Join Sano Shimoda, BioScience Securities, for The Final Frontier: Where Are We Headed on November 15 at the 2006 Agribusiness Forum at the Hyatt Regency Crown Center in Kansas City. Shimoda will provide his “crystal ball” look at the forces reshaping agriculture.
The economic potential derived from BioInnovation at the plant/agriculture interface has dramatically expanded in response to growing recognition of new developing BioBased solutions to meet three growing, major, long-term challenges facing the global economy.
(1)Energy/Raw Materials – The global outlook for cost competitive renewable BioBased fuels and raw materials has dramatically expanded with the escalating ramp-up in hydrocarbon values, tied to structural changes in the global supply/demand for crude oil, combined with growing national security of supply concerns. While the economics of both BioEthanol and BioDiesel are being subsidized globally, the real challenge is to reduce costs and create market based economics.
(2)Industrial/Environmental – Demand for economically justifiable, renewable, BioBased products is expected to grow due to corporate, governmental, and public concerns over the direct and indirect costs of environmental degradation of natural resource development, combined with the escalating costs of conventional industrial processes and products.
(3)Nutrition/Health – Escalating demand for nutrition-enhanced foods, as well as the potential to enhance nutritional components, are expected to dramatically expand in response to growing consumer demand; a transformation in health care mindsets; and business models that focus on preventative health care and insurance-based incentive systems.
In addition, there is the potential for pharmaceutical companies to place renewed emphasis on the development and marketing of science-based nutritional products that integrate into “wellness solutions.” This expected broadening focus is partially a response to the continued deterioration in conventional pharmaceutical R&D productivity, government pressures on pharmaceutical pricing, as well as growing global generic competition. More importantly, the key driver will be growth opportunities to market complete “Wellness Systems” (preventative health products, including nutritionals, and conventional pharmaceuticals) to the health care system, as well as respond to growing consumer awareness of the validity of preventative health solutions.

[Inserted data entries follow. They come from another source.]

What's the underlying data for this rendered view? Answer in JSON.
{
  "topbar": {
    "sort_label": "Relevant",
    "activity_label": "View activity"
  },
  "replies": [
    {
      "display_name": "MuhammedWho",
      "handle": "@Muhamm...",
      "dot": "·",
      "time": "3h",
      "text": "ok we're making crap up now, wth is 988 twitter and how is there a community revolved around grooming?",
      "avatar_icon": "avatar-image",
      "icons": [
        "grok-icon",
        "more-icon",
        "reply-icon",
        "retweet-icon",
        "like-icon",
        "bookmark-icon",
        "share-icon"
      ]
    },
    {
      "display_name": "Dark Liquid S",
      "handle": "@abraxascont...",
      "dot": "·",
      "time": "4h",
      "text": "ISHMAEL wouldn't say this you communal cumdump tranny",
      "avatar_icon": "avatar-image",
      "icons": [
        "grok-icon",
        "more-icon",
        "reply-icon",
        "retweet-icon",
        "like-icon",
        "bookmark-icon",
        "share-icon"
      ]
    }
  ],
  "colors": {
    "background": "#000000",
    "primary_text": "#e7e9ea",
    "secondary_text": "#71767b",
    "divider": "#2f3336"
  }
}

The ability of biotechnology-driven, renewable, plant-based solutions to meet these growing global strategic challenges will catalyze growing market acceptance for the use of a wide range of biotechnologies and related technologies to enhance plants and agricultural crops. In addition, it is likely that technology adoption over the next 5-10 years will accelerate in response to growing consumer and government acceptance, reflecting the demonstration of real tangible benefits. Governments are expected to be a major driving force, due to the expected positive impact on national economic/social/consumer priorities, as well as enhanced global competitive position.

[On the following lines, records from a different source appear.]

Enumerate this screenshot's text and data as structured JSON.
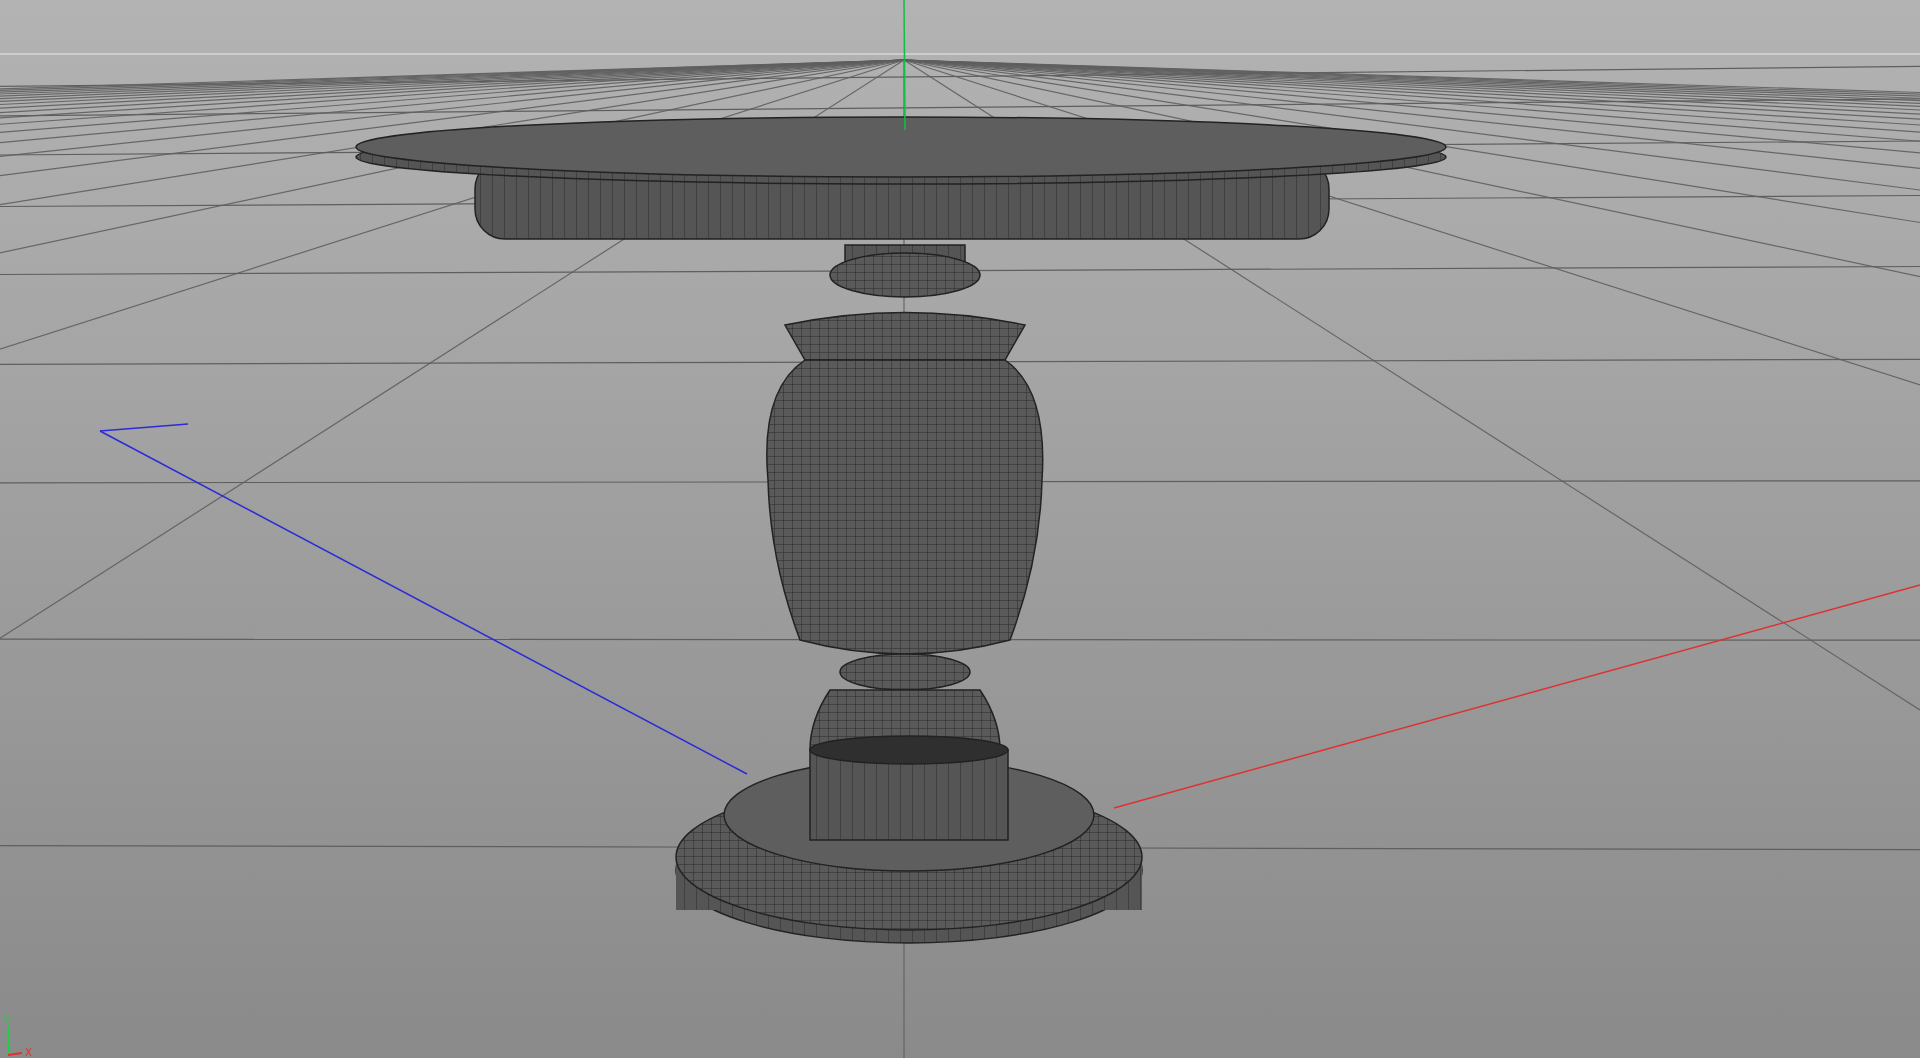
{
  "viewport": {
    "axis_gizmo": {
      "y_label": "Y",
      "x_label": "X"
    }
  }
}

BioScience Securities is a strategic corporate advisory and investment-banking firm founded in 1994 to focus solely on the companies and industry sectors that are on the front line of the biotechnology revolution applied to plants/agricultural crops, on a very broad basis, as we move towards a BioEconomy. A highly focused, knowledge-driven firm, BioScience Securities singular concentration stems from the belief that a wide range of industries will form new corporate relationships with agriculture via technological, product, and market-driven linkages.

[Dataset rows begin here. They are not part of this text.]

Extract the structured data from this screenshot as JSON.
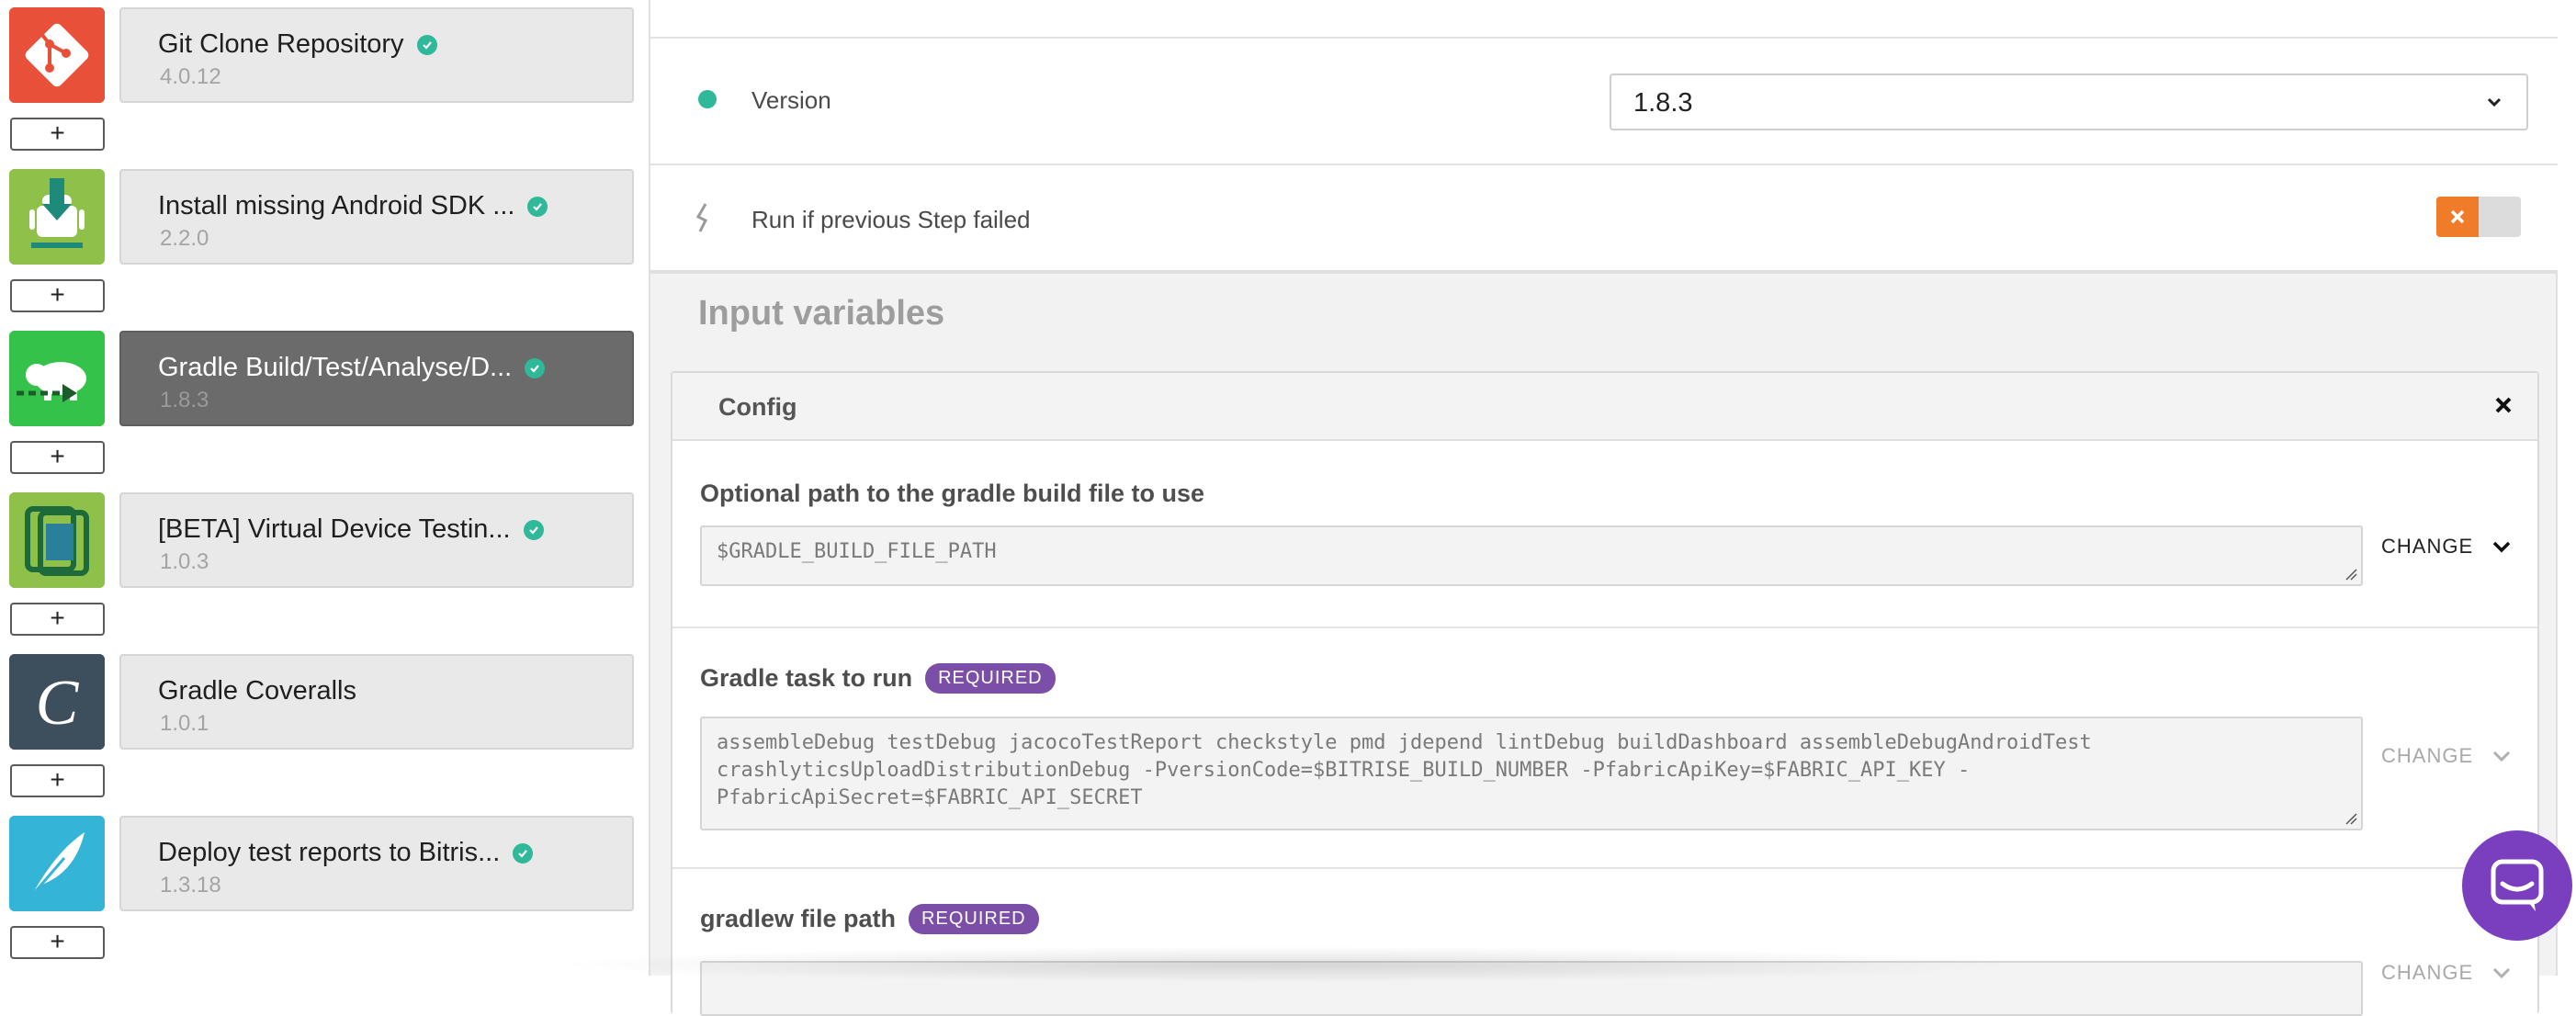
{
  "steps": [
    {
      "title": "Git Clone Repository",
      "version": "4.0.12",
      "icon": "git-icon",
      "color": "#e8503a"
    },
    {
      "title": "Install missing Android SDK ...",
      "version": "2.2.0",
      "icon": "android-sdk-icon",
      "color": "#7cb33d"
    },
    {
      "title": "Gradle Build/Test/Analyse/D...",
      "version": "1.8.3",
      "icon": "gradle-elephant-icon",
      "color": "#2fbf45",
      "active": true
    },
    {
      "title": "[BETA] Virtual Device Testin...",
      "version": "1.0.3",
      "icon": "virtual-device-icon",
      "color": "#7cb33d"
    },
    {
      "title": "Gradle Coveralls",
      "version": "1.0.1",
      "icon": "coveralls-icon",
      "color": "#3c4f5c"
    },
    {
      "title": "Deploy test reports to Bitris...",
      "version": "1.3.18",
      "icon": "deploy-feather-icon",
      "color": "#34b2d6"
    }
  ],
  "add_step_label": "+",
  "version_row": {
    "label": "Version",
    "value": "1.8.3"
  },
  "run_if_failed": {
    "label": "Run if previous Step failed",
    "enabled": false
  },
  "input_variables": {
    "title": "Input variables",
    "group": "Config",
    "variables": [
      {
        "label": "Optional path to the gradle build file to use",
        "value": "$GRADLE_BUILD_FILE_PATH",
        "required": false,
        "change_label": "CHANGE"
      },
      {
        "label": "Gradle task to run",
        "value": "assembleDebug testDebug jacocoTestReport checkstyle pmd jdepend lintDebug buildDashboard assembleDebugAndroidTest crashlyticsUploadDistributionDebug -PversionCode=$BITRISE_BUILD_NUMBER -PfabricApiKey=$FABRIC_API_KEY -PfabricApiSecret=$FABRIC_API_SECRET",
        "required": true,
        "badge": "REQUIRED",
        "change_label": "CHANGE"
      },
      {
        "label": "gradlew file path",
        "value": "",
        "required": true,
        "badge": "REQUIRED",
        "change_label": "CHANGE"
      }
    ]
  },
  "colors": {
    "accent_green": "#2fb89a",
    "required_purple": "#7b4fa8",
    "toggle_orange": "#f07c2a",
    "chat_purple": "#7a3fbf"
  }
}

Sano M. Shimoda, President and Founder of BioScience Securities, has over 30 years of experience on Wall Street, as an analyst and investment banker, specializing in the agricultural biotechnology, agricultural chemical, agriculture, and basic chemical industries. An equity analyst by training, Mr. Shimoda followed the ag chemical and chemical industries at Banker’s Trust, The First Boston Corporation, and Anantha Raman & Company, and the agricultural biotechnology and environmental services industries at Montgomery Securities.
Mr. Shimoda co-founded Anantha Raman & Company, Inc., a brokerage, institutional research, and investment banking firm in New Jersey in the mid-1980’s that specialized in the agricultural chemical and chemical industries.
Sano earned an M.B.A. from the University of California, Berkeley, and B.S. in Business Administration (magna cum laude) from Lehigh University.